Meall a' Chrasgaidh is a Scottish mountain located in the Fannich group of mountains, 21 kilometres south-southeast of Ullapool.

== Overview ==
The mountain is centrally located within the Fannichs and is one of the most accessible of the group with the A832 and A835 roads running just to the north. It lies on a north-south ridge along with the two other Munros of Sgurr nan Clach Geala and Sgurr nan Each and it is usually ascended along with them. Meall a' Chrasgaidh is a rounded grassy hill which reaches the modest height of 934 metres (3064 ft), being the 242nd highest Munro. The mountains name translates as “Hill of the Crossing” and refers to the 819 metre col to the south of the summit which is the main crossing point in the Fannich group giving access north to south between lochs a’ Bhraoin and Fannich and also between the east and the west.

== Geography ==
Meall a' Chrasgaidh is made up of three distinct ridges, the NW and NE ridges both descend towards the valley of the River Droma and are used as ascent routes from the main roads to the north. The south ridge connects to the strategically important 819 col which is unnamed on maps, the col is boggy and has a small lochan lying within it. The col connects the mountain to the two highest peaks of the Fannichs, Sgurr nan Clach Geala and Sgurr Mòr.

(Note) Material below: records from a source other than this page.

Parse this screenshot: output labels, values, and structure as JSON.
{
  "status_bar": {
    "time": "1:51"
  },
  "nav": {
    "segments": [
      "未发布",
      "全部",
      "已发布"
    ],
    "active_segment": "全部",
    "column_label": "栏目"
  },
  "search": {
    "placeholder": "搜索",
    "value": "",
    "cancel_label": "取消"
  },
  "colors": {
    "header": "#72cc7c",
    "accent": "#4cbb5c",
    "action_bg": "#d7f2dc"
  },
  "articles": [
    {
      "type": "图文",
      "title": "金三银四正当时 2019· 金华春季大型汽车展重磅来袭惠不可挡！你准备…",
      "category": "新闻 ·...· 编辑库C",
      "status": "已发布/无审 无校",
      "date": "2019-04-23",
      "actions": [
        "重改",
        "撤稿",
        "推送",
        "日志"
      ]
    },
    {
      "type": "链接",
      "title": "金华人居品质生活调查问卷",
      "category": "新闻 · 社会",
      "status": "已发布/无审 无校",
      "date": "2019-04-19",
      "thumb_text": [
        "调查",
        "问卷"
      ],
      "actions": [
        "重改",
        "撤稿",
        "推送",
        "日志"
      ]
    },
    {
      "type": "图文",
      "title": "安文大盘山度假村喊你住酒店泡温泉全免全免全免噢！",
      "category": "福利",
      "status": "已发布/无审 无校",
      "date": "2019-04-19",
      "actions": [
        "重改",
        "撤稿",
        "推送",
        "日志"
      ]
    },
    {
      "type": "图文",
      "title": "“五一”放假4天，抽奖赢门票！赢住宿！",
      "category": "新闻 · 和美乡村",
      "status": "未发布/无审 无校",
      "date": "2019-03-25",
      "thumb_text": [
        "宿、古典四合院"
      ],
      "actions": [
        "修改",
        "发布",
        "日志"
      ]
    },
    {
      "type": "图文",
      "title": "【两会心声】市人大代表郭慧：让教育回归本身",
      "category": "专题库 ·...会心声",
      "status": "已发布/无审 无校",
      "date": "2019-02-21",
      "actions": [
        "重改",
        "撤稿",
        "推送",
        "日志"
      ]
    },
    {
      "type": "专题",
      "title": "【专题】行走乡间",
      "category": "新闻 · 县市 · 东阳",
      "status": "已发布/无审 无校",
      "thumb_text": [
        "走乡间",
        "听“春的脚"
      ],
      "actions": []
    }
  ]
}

The only steep slopes on the mountain are on its eastern side where rocky flanks descend to Loch a’ Mhadaidh, these slopes are moderately angled and give a scrambling route from the loch. This eastern side shows the mountain at its best and the steeper gradients are well seen from the loch. The western and southern slopes are less steep, they are mostly composed of grass with some heather, nearer the summit there are some exposed mica and quartz schist rocks (see picture) of which the whole mountain is composed. All drainage from Meall a' Chrasgaidh goes to the west coast of Scotland, going via the River Broom and Loch Broom to reach the sea at Ullapool.

== Ascents and view ==
Meall a' Chrasgaidh is usually climbed directly from the north and usually in conjunction with some of the other hills of the Fannich range. There are two possible starting points for the northern approach. One starts at a parking spot on the A832 near Loch a’ Bhraoin (grid reference ) and ascends by the NW ridge after following a track by the Allt Breabaig for two km. The alternative route starts at the western end of Loch Droma on the A835 (grid reference ) and follows the Allt a’ Mhadaidh west for six km to reach Loch Mhadaidh under the eastern face. From here it is possible to ascend the grassy and rocky ground above the loch to reach the 819 metre col from where the summit can be reached via the south ridge. The continuation to other mountains in the group is by descending the south ridge to the 819 metre col.

The summit is crowned by a 5 ft cairn. The view is restricted to the south and SE by the Fannichs two highest mountains Sgurr nan Clach Geala and Sgurr Mòr, both of which look impressive, however in other directions there are fine views. There is a first-rate aspect of An Teallach, some 15 km to the NW across desolate moorland. Around to the north are the hills of Coigach and Assynt.